最后是去年刚刚完成的杨浦东段滨江项目“边园”。这一部分原来是运煤的码头,上面有两个长长的混凝土墙,一堵拆掉就扔在码头和防汛墙缝隙里面,还有一堵墙保留在这里。第一次去现场看到长长混凝土墙还有缝隙里长出来的大树就特别有城市边缘的荒野感,又带有一种园林的诗意在里面,我特别想保持这样一个墙的感觉,能够重新梳理或者整理这样一个空间,让这样一些荒野能够以某种方式存在,同时又变成今天日常生活的一个空间的一部分。这是从鸟瞰的照片上,可以看到在防汛墙和码头之间缝隙里面,混凝土堆积的废墟之间所迸发新的生命力和回归。废墟从某种程度上是建筑向自然的回归,既保持住了建筑向自然的回归,同时也表达了人类的建造和自然之间的关系,人类的建造和自然之间的关系中,蕴藏着我们真正不断刷新或者不断认知的一种可持续性的概念。

袁烽(同济大学建筑与城市规划学院教授、上海创盟国际建筑设计有限公司创始人):

袁烽

今天我演讲的主题是“建造数字未来”。在这样一个特殊的时间,数字成为今年主要的主题词。在这样一个时代,所有实践者、研究者都应该思考一下应该用什么样的方式来改变我们的实践,改变我们的社会运营和盈利模式,现在我们的模式是否具有可持续性,以及以人为本的设计方式是否存在问题。我们提出来“人文的未来”,不是以人为本,而是人与物的新融合和协调。

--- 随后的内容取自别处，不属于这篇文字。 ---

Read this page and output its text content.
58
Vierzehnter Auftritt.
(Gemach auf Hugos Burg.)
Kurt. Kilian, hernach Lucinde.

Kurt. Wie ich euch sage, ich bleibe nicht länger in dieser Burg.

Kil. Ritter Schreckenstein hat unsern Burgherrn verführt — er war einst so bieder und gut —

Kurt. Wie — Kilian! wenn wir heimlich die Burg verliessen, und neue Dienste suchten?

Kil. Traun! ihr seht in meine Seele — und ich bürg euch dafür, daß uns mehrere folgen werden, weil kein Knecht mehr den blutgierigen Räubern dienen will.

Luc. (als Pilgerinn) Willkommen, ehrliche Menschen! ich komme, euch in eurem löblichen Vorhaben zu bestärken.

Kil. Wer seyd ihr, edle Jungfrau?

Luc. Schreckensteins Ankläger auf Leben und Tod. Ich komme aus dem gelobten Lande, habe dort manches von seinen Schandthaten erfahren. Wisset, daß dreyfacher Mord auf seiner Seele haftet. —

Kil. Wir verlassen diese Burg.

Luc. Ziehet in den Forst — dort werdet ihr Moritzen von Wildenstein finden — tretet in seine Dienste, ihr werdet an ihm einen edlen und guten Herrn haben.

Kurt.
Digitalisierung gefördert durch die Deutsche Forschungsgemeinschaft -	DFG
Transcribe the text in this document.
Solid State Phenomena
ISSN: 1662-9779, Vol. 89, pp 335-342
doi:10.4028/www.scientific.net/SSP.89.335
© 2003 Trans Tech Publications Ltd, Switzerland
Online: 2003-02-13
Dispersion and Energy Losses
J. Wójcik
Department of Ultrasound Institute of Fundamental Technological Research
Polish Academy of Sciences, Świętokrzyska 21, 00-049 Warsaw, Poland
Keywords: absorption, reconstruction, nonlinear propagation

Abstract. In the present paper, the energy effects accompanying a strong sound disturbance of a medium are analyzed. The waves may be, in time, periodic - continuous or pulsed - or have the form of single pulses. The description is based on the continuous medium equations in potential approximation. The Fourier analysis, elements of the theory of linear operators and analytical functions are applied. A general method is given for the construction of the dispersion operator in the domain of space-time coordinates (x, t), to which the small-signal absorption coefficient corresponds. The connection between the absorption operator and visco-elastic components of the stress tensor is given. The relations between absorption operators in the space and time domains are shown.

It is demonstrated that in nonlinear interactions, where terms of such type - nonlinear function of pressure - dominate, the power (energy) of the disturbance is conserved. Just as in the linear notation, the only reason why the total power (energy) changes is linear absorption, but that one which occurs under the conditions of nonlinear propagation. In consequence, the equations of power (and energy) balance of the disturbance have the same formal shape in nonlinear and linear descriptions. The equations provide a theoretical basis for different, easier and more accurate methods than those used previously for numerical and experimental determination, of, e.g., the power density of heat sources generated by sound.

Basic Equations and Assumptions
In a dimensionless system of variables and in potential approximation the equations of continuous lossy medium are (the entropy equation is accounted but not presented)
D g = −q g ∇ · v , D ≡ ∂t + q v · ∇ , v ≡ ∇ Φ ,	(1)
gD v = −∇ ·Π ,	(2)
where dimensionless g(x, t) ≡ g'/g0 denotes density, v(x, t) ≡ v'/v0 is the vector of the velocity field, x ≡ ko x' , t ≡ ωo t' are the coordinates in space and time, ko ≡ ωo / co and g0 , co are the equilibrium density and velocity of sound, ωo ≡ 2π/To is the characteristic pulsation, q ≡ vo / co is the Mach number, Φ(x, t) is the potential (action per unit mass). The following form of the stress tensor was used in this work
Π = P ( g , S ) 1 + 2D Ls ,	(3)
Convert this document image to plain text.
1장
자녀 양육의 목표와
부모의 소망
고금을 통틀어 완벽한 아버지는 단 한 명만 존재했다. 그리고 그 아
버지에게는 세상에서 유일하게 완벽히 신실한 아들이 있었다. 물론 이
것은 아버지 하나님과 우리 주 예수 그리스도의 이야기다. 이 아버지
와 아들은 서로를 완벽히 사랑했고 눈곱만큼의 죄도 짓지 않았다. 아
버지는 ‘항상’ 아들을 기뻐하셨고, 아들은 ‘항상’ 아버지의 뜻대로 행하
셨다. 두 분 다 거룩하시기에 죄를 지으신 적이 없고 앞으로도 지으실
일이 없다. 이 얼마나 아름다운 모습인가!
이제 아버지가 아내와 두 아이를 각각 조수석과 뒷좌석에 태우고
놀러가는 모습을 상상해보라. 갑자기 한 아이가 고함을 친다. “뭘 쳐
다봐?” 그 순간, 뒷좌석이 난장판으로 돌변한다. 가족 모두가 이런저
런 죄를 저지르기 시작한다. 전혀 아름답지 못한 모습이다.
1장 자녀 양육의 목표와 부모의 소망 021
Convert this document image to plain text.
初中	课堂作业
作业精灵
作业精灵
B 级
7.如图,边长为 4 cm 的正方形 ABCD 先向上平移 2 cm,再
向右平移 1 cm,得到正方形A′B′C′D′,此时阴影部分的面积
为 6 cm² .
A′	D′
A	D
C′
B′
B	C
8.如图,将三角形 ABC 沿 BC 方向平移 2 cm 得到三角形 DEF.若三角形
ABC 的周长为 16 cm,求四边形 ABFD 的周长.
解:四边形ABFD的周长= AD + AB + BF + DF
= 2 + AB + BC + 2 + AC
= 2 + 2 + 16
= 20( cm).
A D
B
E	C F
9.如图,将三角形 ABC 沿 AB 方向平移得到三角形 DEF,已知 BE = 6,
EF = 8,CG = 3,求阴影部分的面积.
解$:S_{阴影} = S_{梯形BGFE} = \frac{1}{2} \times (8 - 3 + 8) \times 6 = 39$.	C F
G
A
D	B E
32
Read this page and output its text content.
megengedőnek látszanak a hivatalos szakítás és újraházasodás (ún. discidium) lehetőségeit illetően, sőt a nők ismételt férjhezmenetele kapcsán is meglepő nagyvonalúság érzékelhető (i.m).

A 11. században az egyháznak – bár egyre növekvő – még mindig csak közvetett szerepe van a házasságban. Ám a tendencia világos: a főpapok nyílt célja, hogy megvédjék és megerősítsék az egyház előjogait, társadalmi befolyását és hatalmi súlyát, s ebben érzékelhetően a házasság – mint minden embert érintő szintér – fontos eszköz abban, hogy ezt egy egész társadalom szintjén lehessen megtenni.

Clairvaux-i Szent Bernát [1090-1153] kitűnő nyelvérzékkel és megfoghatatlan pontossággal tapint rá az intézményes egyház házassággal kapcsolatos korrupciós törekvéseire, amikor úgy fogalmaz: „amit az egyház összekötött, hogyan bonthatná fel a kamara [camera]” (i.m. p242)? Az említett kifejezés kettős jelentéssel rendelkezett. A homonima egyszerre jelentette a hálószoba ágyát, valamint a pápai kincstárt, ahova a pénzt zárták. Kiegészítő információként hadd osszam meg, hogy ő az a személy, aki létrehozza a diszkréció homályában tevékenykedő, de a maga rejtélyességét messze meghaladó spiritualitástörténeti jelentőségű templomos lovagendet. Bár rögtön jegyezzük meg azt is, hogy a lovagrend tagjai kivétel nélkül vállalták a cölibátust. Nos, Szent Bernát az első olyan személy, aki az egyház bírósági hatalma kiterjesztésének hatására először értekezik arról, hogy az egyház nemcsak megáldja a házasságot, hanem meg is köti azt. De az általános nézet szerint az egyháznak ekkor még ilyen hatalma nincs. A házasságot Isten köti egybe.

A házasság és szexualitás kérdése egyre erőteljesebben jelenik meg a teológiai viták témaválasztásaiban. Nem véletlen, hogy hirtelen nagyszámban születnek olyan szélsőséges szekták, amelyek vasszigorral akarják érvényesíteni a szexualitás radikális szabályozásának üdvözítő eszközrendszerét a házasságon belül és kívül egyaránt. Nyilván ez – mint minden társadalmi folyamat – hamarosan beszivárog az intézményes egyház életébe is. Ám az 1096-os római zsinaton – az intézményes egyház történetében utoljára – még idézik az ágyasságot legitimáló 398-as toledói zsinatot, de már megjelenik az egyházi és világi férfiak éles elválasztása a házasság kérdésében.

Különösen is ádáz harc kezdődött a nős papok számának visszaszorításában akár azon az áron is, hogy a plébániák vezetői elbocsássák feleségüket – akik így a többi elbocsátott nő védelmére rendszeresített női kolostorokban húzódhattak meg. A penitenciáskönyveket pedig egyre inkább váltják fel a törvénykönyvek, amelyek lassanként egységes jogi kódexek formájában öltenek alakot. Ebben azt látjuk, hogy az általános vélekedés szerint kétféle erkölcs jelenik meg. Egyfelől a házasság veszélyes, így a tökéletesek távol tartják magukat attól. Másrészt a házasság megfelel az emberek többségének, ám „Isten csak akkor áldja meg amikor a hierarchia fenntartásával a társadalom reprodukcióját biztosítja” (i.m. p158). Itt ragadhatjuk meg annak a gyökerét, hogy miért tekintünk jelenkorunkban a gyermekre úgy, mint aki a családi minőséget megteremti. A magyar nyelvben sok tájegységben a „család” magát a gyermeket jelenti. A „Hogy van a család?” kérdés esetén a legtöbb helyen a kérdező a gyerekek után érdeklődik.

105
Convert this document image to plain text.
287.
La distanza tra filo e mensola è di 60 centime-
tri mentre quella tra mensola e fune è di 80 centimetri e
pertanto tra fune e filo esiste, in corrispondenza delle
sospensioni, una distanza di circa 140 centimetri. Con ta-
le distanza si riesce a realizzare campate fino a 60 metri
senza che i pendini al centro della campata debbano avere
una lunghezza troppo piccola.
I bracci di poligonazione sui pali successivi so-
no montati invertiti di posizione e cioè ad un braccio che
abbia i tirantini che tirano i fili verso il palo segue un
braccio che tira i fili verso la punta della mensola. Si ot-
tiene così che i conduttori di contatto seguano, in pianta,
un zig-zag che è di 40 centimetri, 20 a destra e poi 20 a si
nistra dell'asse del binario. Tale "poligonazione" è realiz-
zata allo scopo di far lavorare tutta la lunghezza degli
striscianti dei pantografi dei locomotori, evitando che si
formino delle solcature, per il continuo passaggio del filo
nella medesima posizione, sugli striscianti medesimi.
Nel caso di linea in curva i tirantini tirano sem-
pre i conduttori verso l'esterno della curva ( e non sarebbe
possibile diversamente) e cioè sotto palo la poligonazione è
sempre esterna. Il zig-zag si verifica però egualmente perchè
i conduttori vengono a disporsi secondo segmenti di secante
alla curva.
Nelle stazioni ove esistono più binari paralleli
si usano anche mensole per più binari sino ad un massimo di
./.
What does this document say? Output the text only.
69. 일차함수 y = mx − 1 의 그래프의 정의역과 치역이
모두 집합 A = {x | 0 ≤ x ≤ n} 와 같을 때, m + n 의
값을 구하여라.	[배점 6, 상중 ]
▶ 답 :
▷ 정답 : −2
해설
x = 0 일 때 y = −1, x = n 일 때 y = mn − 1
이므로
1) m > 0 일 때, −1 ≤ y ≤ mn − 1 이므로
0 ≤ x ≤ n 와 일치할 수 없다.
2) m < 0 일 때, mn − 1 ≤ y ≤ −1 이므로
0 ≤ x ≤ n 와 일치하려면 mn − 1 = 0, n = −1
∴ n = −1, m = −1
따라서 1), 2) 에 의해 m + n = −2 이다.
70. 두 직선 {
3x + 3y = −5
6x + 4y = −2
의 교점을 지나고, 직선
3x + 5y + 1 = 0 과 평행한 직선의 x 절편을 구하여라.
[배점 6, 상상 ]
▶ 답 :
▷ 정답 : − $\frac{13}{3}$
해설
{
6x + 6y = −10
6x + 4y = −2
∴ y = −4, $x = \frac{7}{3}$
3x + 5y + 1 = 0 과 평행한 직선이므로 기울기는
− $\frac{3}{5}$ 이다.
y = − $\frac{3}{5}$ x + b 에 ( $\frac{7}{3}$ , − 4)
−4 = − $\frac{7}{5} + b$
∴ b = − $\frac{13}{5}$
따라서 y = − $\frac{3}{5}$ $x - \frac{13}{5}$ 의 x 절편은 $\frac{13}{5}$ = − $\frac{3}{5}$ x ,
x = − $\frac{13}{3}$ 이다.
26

在这样一个后人文建构的思维基础上,在学界存在一批对数字设计工具、数字设计方法,以及建造实践具有独特工具研发和理论研发能力的学者和建筑师,大家在一起共同搭建了新的知识共同体。

在过去三年我们做了三个桥。第一年我们用可乐瓶的废弃塑料,试图通过机器人打印平台来重新构筑它的力学性能,从而建成一个桥。桥重量大约1吨,跨度11米,可以站五个人。第二年我们通过机器人3D机器打印技术对这个桥进行提升,轻了不少,比以前少了300公斤的分量,可以站七个人。第三年我们尝试通过金属打印和碳纤维变质的工具和研发来提升效能。我们对可持续发展重要的认知就是,在后人文时代的经济发展应该是“熵减式”的方法,这个桥的案例验证了如何通过我们的实践方式来实现这样一个过程。

在我们的机器人工厂,所有走位都是精确控制下的一个参数化设计的结果。而这种结果在以往可能只能停留在纸面,我们是把它物质化把它变成建筑的内在形式,变成建筑的新美学来展示出来。

四川安仁OCT“水西东”林盘文化交流中心俯瞰图

这样一些工具方法对于建筑师未来可以做什么?通过我们在2018年的实践来给大家做一个简要的介绍。四川竹艺村有一大片林盘,林盘大概面积三四万平方公里,未来对整个农村进行开发。整个四川的特点:气候湿润,被云雾笼罩,林盘的核心,有林有盘,有竹林、溪水,水流的声音,还有当地的特有文化。在全球化的知识生产基础上,数字未来的核心还需要在地性,我们的实践包括如何拾取材料,如何通过一种新建构的方式来实现建筑空间和在地环境的关联。

我们将机器人运到现场,通过现场砌筑的方式来进行安装。墙面我们是通过废弃塑料的再生来表示我们对可持续的态度,所有的隔墙像流水一样,其实是塑料的。这是我们对未来自然性的一种新态度。在空间上,我们希望通过这种通透性,内部的院落感,外部的田野能重新唤起当地老百姓农民对于家乡的自豪感。这种自豪感建立在新知识基础上,我们将这种新知识称为后人文建构的核心,它是一种全新生产模式,全新设计模式,全新建造模式。